On review, the Commission unanimously reduced the §8(d)(2) award from 65 percent to 45 percent loss of use of the person as a whole, finding that Snyder was young and remained capable of physically demanding work. The Commission, however, agreed with the arbitrator that the employer was not entitled to a credit. The Commission characterized the credit issue as one of first impression, concluded that §8(d)(2) did not permit an offset for previously paid amputation benefits, and noted that the employer had paid benefits under the incorrect section — §8(e)(11) (loss of foot, 167 weeks) rather than §8(e)(12) (amputation below the knee, compensated as loss of a leg at 215 weeks).

The circuit court affirmed the Commission’s decision in its entirety. The employer appealed to the appellate court.

The Appellate Court’s Analysis

Framing the Issue

As a threshold matter, the appellate court corrected the framing of the employer’s first argument on appeal. The employer had argued that the Commission erred by awarding benefits under both §§8(e) and 8(d)(2). The court clarified that the Commission did not “award” benefits under §8(e); rather, the employer had made a voluntary payment under that section prior to arbitration. The Commission only awarded benefits under §8(d)(2) and separately considered whether the employer was entitled to a credit. Accordingly, the court reframed the central issue as whether the Commission erred by denying the employer a credit for its voluntary §8(e) payment against the §8(d)(2) award.

Standard of Review

The court noted that while the Commission’s determination of whether an employer is entitled to a credit is ordinarily reviewed for abuse of discretion, the Commission in this case interpreted statutory provisions and concluded that §8(d)(2) did not permit an offset. Because the dispute involved statutory interpretation, the court applied de novo review.

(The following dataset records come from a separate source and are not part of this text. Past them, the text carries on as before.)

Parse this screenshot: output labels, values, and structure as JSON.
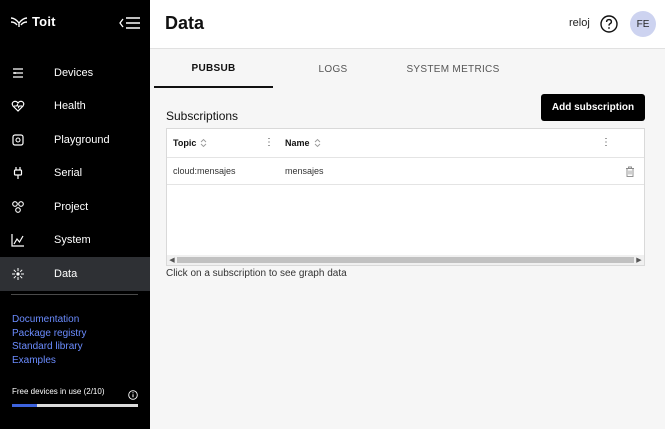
{
  "app": {
    "brand": "Toit"
  },
  "sidebar": {
    "items": [
      {
        "label": "Devices",
        "icon": "devices-icon"
      },
      {
        "label": "Health",
        "icon": "health-icon"
      },
      {
        "label": "Playground",
        "icon": "playground-icon"
      },
      {
        "label": "Serial",
        "icon": "serial-icon"
      },
      {
        "label": "Project",
        "icon": "project-icon"
      },
      {
        "label": "System",
        "icon": "system-icon"
      },
      {
        "label": "Data",
        "icon": "data-icon",
        "active": true
      }
    ],
    "links": [
      "Documentation",
      "Package registry",
      "Standard library",
      "Examples"
    ],
    "free_devices": {
      "label": "Free devices in use (2/10)",
      "used": 2,
      "total": 10
    }
  },
  "header": {
    "title": "Data",
    "device": "reloj",
    "avatar": "FE"
  },
  "tabs": [
    {
      "label": "PUBSUB",
      "active": true
    },
    {
      "label": "LOGS"
    },
    {
      "label": "SYSTEM METRICS"
    }
  ],
  "subscriptions": {
    "title": "Subscriptions",
    "add_label": "Add subscription",
    "columns": [
      "Topic",
      "Name"
    ],
    "rows": [
      {
        "topic": "cloud:mensajes",
        "name": "mensajes"
      }
    ],
    "hint": "Click on a subscription to see graph data"
  },
  "colors": {
    "sidebar_bg": "#000000",
    "active_item": "#2e3034",
    "link": "#6b8cff",
    "accent": "#3d63dd",
    "avatar_bg": "#cdd3f0"
  }
}
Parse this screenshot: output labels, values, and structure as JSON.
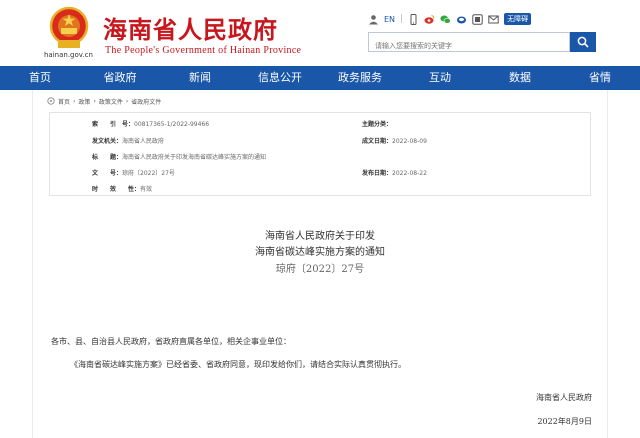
{
  "header": {
    "domain": "hainan.gov.cn",
    "title": "海南省人民政府",
    "subtitle": "The People's Government of Hainan Province",
    "tools": {
      "lang": "EN",
      "accessibility": "无障碍"
    },
    "search_placeholder": "请输入您要搜索的关键字"
  },
  "nav": [
    "首页",
    "省政府",
    "新闻",
    "信息公开",
    "政务服务",
    "互动",
    "数据",
    "省情"
  ],
  "breadcrumb": [
    "首页",
    "政策",
    "政策文件",
    "省政府文件"
  ],
  "meta": {
    "index_label": "索　　引　号：",
    "index_value": "00817365-1/2022-99466",
    "topic_label": "主题分类：",
    "topic_value": "",
    "issuer_label": "发文机关：",
    "issuer_value": "海南省人民政府",
    "created_label": "成文日期：",
    "created_value": "2022-08-09",
    "title_label": "标　　题：",
    "title_value": "海南省人民政府关于印发海南省碳达峰实施方案的通知",
    "docno_label": "文　　号：",
    "docno_value": "琼府〔2022〕27号",
    "published_label": "发布日期：",
    "published_value": "2022-08-22",
    "validity_label": "时　　效　　性：",
    "validity_value": "有效"
  },
  "document": {
    "title_line1": "海南省人民政府关于印发",
    "title_line2": "海南省碳达峰实施方案的通知",
    "doc_number": "琼府〔2022〕27号",
    "salutation": "各市、县、自治县人民政府，省政府直属各单位，相关企事业单位：",
    "body": "《海南省碳达峰实施方案》已经省委、省政府同意，现印发给你们，请结合实际认真贯彻执行。",
    "signature": "海南省人民政府",
    "date": "2022年8月9日"
  },
  "colors": {
    "brand_red": "#c8161d",
    "nav_blue": "#1a57a8"
  }
}
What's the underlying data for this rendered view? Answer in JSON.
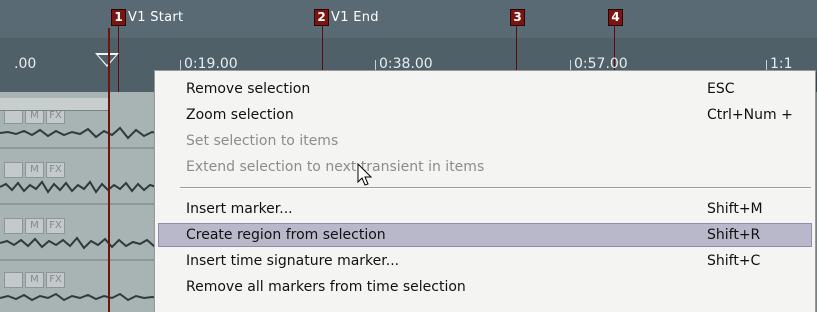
{
  "ruler": {
    "markers": [
      {
        "number": "1",
        "name": "V1 Start"
      },
      {
        "number": "2",
        "name": "V1 End"
      },
      {
        "number": "3",
        "name": ""
      },
      {
        "number": "4",
        "name": ""
      }
    ],
    "time_labels": [
      ".00",
      "0:19.00",
      "0:38.00",
      "0:57.00",
      "1:1"
    ]
  },
  "tracks": [
    {
      "buttons": [
        "",
        "M",
        "FX"
      ]
    },
    {
      "buttons": [
        "",
        "M",
        "FX"
      ]
    },
    {
      "buttons": [
        "",
        "M",
        "FX"
      ]
    },
    {
      "buttons": [
        "",
        "M",
        "FX"
      ]
    }
  ],
  "context_menu": {
    "items": [
      {
        "label": "Remove selection",
        "shortcut": "ESC"
      },
      {
        "label": "Zoom selection",
        "shortcut": "Ctrl+Num +"
      },
      {
        "label": "Set selection to items",
        "shortcut": ""
      },
      {
        "label": "Extend selection to next transient in items",
        "shortcut": ""
      },
      {
        "label": "Insert marker...",
        "shortcut": "Shift+M"
      },
      {
        "label": "Create region from selection",
        "shortcut": "Shift+R"
      },
      {
        "label": "Insert time signature marker...",
        "shortcut": "Shift+C"
      },
      {
        "label": "Remove all markers from time selection",
        "shortcut": ""
      }
    ]
  },
  "colors": {
    "marker_badge": "#7a1512",
    "menu_highlight": "#b9b8ca",
    "ruler_bg": "#506068"
  }
}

Election of Remedies: Section 8(e) Versus Section 8(d)(2) for a Single Injury

The core of the court’s analysis addressed the interplay between §§8(e) and 8(d)(2). The court acknowledged the tension between the two provisions. Section 8(e) provides that a claimant who receives a scheduled loss “shall not receive any compensation under any other provisions of this Act.” 820 ILCS 305/8(e). Section 8(d)(2), on the other hand, states that compensation awarded under that subsection “shall not take into consideration injuries covered under paragraphs (c) and (e)” and that such compensation “shall not affect the employee’s right to compensation payable under paragraphs (b), (c) and (e) . . . for the disabilities therein covered.” 820 ILCS 305/8(d)(2).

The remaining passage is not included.